Only weeks ago, a Federal Court ruled that Wisconsin would receive no federal funding to expand Highway 23 between Fond du Lac and Plymouth because WisDOT had used inaccurate traffic projections to justify that $146 million expansion.
The Department of Transportation has not seriously considered a less costly alternative that would repair I-94 without adding lanes, or the creation of a transit route. As a result, the current project plan fails to address fundamental needs in communities across Milwaukee County, including a failure to connect more of the region’s workers to jobs and services or to maintain full access to businesses along the Interstate.
A recent report by WISPIRG, Sierra Club and 1000 Friends found that by scaling back four questionable highway expansion projects, the state could save taxpayers nearly $500 million in the coming biennium. That report recommended using these savings to reduce the state’s reliance on bonding and to reinvest in local priorities like road repair, transit and bike/pedestrian infrastructure. The report also urged the legislature not to enumerate the $850 million expansion of I-94.

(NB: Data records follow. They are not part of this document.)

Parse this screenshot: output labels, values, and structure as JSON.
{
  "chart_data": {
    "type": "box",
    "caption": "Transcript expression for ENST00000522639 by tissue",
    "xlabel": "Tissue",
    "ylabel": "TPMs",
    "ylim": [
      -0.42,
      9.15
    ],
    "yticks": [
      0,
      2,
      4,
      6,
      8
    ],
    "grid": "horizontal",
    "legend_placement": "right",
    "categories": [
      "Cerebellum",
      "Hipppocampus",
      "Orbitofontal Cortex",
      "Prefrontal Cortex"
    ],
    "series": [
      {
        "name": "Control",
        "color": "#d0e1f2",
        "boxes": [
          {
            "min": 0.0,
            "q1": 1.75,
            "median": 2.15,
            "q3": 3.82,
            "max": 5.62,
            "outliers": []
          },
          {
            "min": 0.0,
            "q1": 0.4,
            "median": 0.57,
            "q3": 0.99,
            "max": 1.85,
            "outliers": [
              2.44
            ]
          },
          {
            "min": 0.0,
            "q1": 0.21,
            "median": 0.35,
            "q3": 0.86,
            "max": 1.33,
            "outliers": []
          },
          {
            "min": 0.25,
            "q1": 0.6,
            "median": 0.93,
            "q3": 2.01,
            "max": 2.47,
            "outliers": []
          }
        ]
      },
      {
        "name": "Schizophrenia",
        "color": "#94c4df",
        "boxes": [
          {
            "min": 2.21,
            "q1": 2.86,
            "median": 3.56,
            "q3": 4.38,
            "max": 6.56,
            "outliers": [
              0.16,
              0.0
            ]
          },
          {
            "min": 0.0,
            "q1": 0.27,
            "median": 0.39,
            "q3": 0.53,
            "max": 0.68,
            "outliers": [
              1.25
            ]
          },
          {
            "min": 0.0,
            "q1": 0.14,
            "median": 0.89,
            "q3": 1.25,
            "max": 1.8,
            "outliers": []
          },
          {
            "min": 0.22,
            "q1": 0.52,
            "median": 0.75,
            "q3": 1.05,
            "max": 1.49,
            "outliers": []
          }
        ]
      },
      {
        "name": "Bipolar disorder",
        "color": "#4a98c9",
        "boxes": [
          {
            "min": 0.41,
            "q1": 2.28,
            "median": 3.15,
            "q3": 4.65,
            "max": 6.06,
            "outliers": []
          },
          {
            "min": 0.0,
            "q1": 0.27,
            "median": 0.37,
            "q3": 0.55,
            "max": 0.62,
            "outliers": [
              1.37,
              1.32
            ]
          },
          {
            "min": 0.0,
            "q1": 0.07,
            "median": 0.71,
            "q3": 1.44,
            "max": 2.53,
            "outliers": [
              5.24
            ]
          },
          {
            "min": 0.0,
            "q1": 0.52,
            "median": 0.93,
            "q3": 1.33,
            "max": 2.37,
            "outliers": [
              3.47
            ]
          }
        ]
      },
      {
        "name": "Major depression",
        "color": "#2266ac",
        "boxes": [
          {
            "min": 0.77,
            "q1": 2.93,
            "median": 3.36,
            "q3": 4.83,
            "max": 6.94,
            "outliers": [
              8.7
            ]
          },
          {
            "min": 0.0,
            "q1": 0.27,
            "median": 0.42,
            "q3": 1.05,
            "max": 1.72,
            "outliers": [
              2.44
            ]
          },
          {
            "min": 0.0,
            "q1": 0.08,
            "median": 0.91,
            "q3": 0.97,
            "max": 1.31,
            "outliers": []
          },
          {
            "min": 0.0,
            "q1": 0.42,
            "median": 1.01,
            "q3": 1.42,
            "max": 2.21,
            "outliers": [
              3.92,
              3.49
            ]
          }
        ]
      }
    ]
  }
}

The Coalition for More Responsible Transportation (CMRT) is composed of faith-based, public interest, social justice, public health, environmental and transportation advocacy groups, as well as of hundreds of concerned citizens from Milwaukee and beyond. With spending on big-ticket highway expansions skyrocketing statewide at the expense of local infrastructure investments — and increasingly financed by heavy borrowing — CMRT is calling for more responsible, cost-effective transportation spending that better meets local needs.